Revisiting Deep Audio-Text Retrieval Through the Lens of Transportation
This work presents a novel approach to audio-text retrieval by leveraging the concept of transportation and learning to match. Obtains state-of-the-art results on several benchmarks, including AudioCaps, Clotho, and ESC-50. Seems to be performing pretty well for Sound Event Detection too! Code available here.
Zipformer: A faster and better encoder for automatic speech recognition
This is a more efficient and effective version of the Conformer model. They additionally include a couple of novel “Swoosh” activation functions that seem to yield better results. Yields SOTA for ASR, and seems to be working well for Audio Tagging as well. Code available here.
Large Language Models are Efficient Learners of Noise-Robust Speech Recognition
Very interesting way of using large language models for speech recognition. Basically, LLMs take care of Generative Error Correction, which makes ASR models way more robust. Code available here.
An Investigation of Representation and Allocation Harms in Contrastive Learning
A nice framework to better understand the biases in data when training contrastive models. The paper shows how such biases can result in representation harm, which collapses one underrepresented class into another. This can result in allocation harm in downstream tasks, where the model is not able to correctly classify the underrepresented class. Code available here.
Vocos: Closing the gap between time-domain and Fourier-based neural vocoders for high-quality audio synthesis
And the phase recovery saga continues! This work proposes an efficient method to recover the phase in Fourier-based neural vocoders, resulting in an approach that is an order of magnitude faster than previous methods like HiFi-GAN. Code available here, make sure you checkout the demo, it has such impressive results!
Improved baselines for vision-language pre-training
New framework called CLIP Rocket (CLIP🚀 for short)! CLIP🚀 includes several tricks in the original CLIP recipe that improve the performance of the model. Code available here.
Masked Audio Generation using a Single Non-Autoregressive Transformer
Fantastic non-autoregressive model for audio generation. They use RVQ to compress the audio signal, not too different than VampNET. Results are quite impressive! Code and demo here.
RTFS-Net: Recurrent Time-Frequency Modelling for Efficient Audio-Visual Speech Separation
Interesting multi-modal work for video-audio understanding and speech separation. The authors leverage a LipReading model with ResNet18 on several video frames combined with the audio to better achieve speech separation. Code here.

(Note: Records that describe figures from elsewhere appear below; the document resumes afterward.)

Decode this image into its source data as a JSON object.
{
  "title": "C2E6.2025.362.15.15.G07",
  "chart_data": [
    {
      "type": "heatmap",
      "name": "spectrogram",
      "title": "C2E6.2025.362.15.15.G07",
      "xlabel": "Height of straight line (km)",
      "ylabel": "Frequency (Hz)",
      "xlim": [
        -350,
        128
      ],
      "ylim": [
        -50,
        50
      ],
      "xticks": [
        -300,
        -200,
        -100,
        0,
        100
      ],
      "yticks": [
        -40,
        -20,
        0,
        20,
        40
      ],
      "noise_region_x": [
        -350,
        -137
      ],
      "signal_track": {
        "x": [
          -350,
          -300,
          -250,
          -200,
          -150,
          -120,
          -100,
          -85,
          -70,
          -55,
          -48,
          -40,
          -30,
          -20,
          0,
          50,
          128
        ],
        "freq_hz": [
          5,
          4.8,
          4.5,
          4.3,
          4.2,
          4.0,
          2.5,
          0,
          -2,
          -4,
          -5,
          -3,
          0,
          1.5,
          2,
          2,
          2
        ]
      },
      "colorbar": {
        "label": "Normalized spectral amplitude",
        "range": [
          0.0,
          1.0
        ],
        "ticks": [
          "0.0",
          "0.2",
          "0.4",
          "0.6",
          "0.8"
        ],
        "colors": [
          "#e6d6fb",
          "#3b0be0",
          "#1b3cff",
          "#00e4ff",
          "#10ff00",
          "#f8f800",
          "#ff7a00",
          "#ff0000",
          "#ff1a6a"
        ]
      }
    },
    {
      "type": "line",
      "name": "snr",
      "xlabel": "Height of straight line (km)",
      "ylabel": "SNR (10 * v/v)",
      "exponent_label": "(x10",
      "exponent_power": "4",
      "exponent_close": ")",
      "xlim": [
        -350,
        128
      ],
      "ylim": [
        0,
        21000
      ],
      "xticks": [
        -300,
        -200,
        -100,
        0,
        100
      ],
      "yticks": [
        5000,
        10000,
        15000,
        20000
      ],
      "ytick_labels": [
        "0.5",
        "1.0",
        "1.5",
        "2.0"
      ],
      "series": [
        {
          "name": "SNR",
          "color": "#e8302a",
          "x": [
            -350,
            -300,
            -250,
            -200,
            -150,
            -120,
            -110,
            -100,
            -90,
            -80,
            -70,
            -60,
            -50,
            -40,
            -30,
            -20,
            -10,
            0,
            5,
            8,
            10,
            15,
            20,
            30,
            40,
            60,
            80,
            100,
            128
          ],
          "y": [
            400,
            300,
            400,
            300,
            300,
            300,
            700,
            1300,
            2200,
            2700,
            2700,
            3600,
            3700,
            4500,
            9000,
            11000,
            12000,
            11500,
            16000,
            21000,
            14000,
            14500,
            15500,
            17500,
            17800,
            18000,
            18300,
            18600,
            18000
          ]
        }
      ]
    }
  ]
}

Sentence-level Prompts Benefit Composed Image Retrieval
Another work that leverages LLMs to better guide models! In this case, focused on improving Composed Image Retrieval (CIR), the task of using a specific image to retrieve a similar one with an additional text condition. Code available here.
Bonus Content
While the poster presentations were generally good, a couple of them stood out with their smart and engaging presentations, including some cool “swag” in form of cards!

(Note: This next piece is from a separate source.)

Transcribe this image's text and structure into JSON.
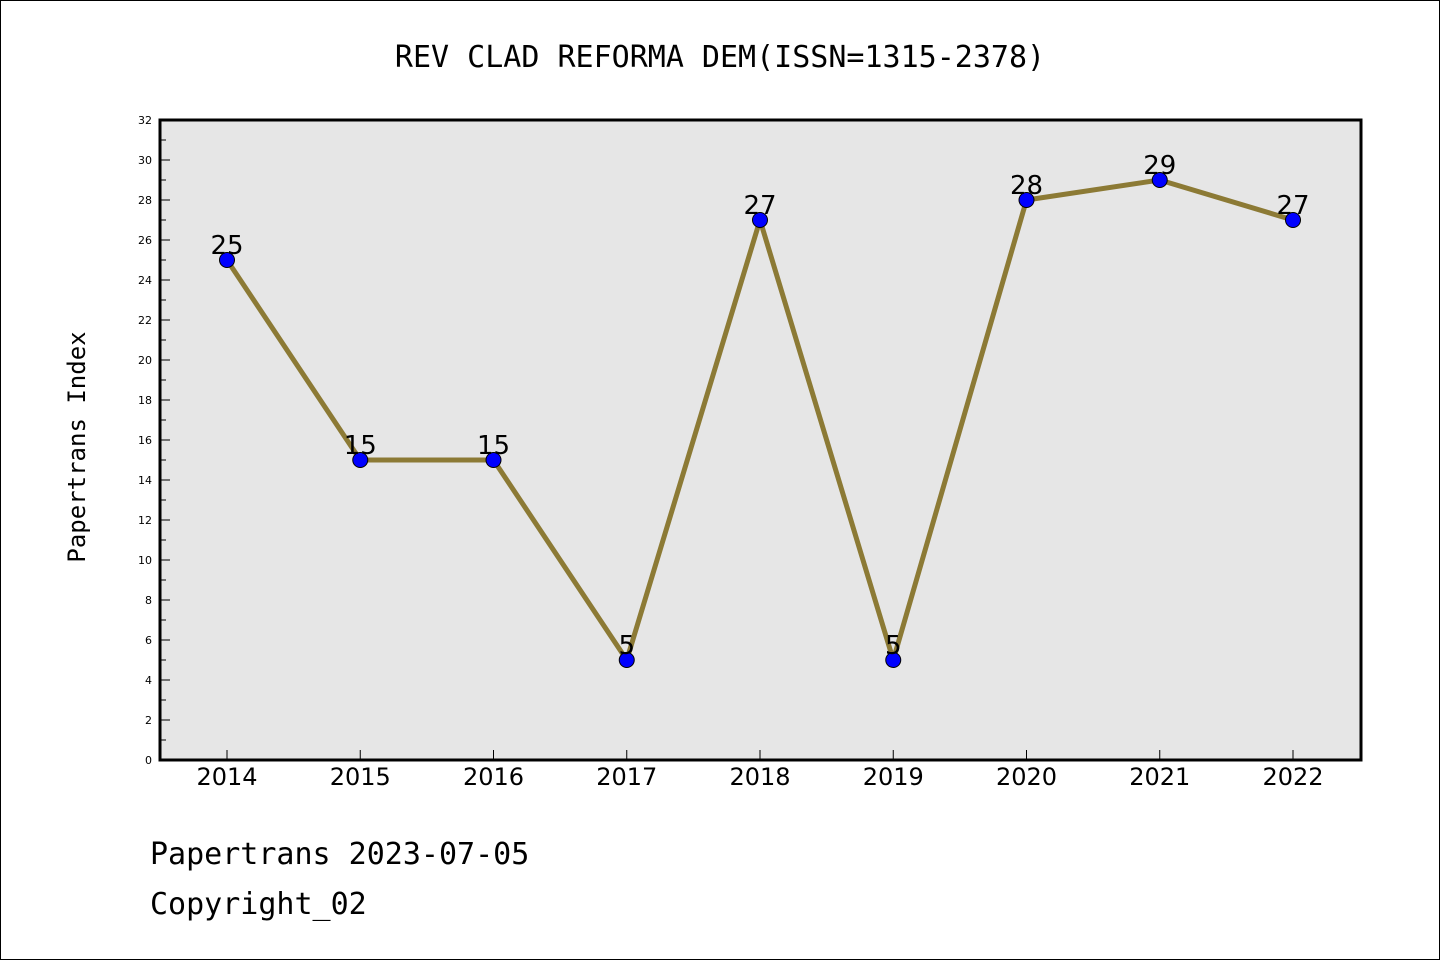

Here a couple of pictures of them:
Thanks authors for making such presentations great, it was so nice to chat with you, even if these research topics were a bit far from my main interests.

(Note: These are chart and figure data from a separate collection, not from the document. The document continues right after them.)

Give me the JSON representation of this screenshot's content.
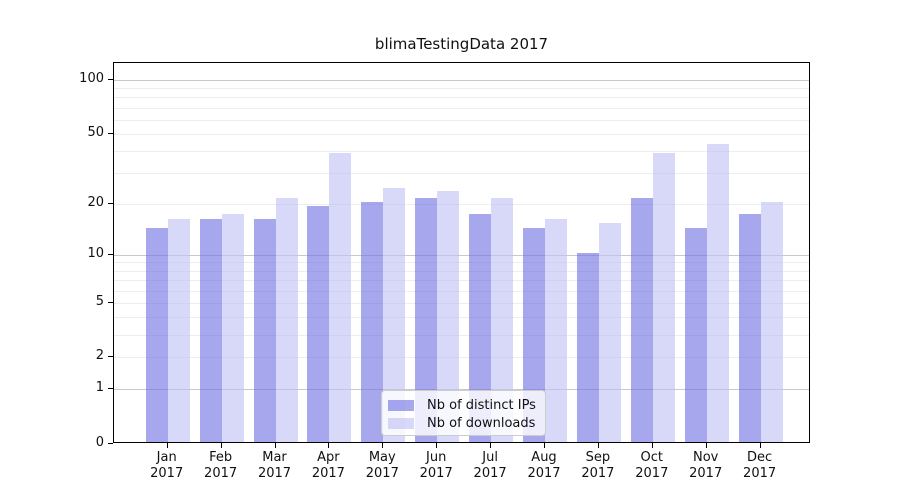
{
  "title": "blimaTestingData 2017",
  "chart_data": {
    "type": "bar",
    "title": "blimaTestingData 2017",
    "categories": [
      "Jan 2017",
      "Feb 2017",
      "Mar 2017",
      "Apr 2017",
      "May 2017",
      "Jun 2017",
      "Jul 2017",
      "Aug 2017",
      "Sep 2017",
      "Oct 2017",
      "Nov 2017",
      "Dec 2017"
    ],
    "series": [
      {
        "name": "Nb of distinct IPs",
        "color": "#7474e4",
        "alpha": 0.63,
        "values": [
          14,
          16,
          16,
          19,
          20,
          21,
          17,
          14,
          10,
          21,
          14,
          17
        ]
      },
      {
        "name": "Nb of downloads",
        "color": "#c1c1f4",
        "alpha": 0.63,
        "values": [
          16,
          17,
          21,
          38,
          24,
          23,
          21,
          16,
          15,
          38,
          43,
          20
        ]
      }
    ],
    "xlabel": "",
    "ylabel": "",
    "y_scale": "log10(1+value)",
    "ylim": [
      0,
      124
    ],
    "y_tick_labels": [
      0,
      1,
      2,
      5,
      10,
      20,
      50,
      100
    ],
    "grid": true,
    "grid_major_values": [
      1,
      10,
      100
    ],
    "grid_minor_values": [
      2,
      3,
      4,
      5,
      6,
      7,
      8,
      9,
      20,
      30,
      40,
      50,
      60,
      70,
      80,
      90
    ],
    "legend_position": "lower center",
    "colors": {
      "bar_distinct_ips_on_white": "#a8a8ee",
      "bar_downloads_on_white": "#d8d8f8",
      "grid_major": "#c9c9c9",
      "grid_minor": "#ededed",
      "axis": "#000000",
      "text": "#111111",
      "background": "#ffffff",
      "legend_border": "#cccccc"
    }
  }
}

Finally, congrats to my co-authors for their fantastic work on the paper CompA: Addressing the Gap in Compositional Reasoning in Audio-Language Models, which was presented at the conference. Here you have a little picture I took after the session was over:
And last thing: I had the most interesting hotel room ever: right next to a roller coaster! The conference was held just 5 minutes walking from an amusement park called Prater (apparently an institution in Vienna), and my room was right next to the roller coaster (i.e., not quiet).
(of course I ended up riding the roller coaster, and it was more intense –and fun– than I expected!)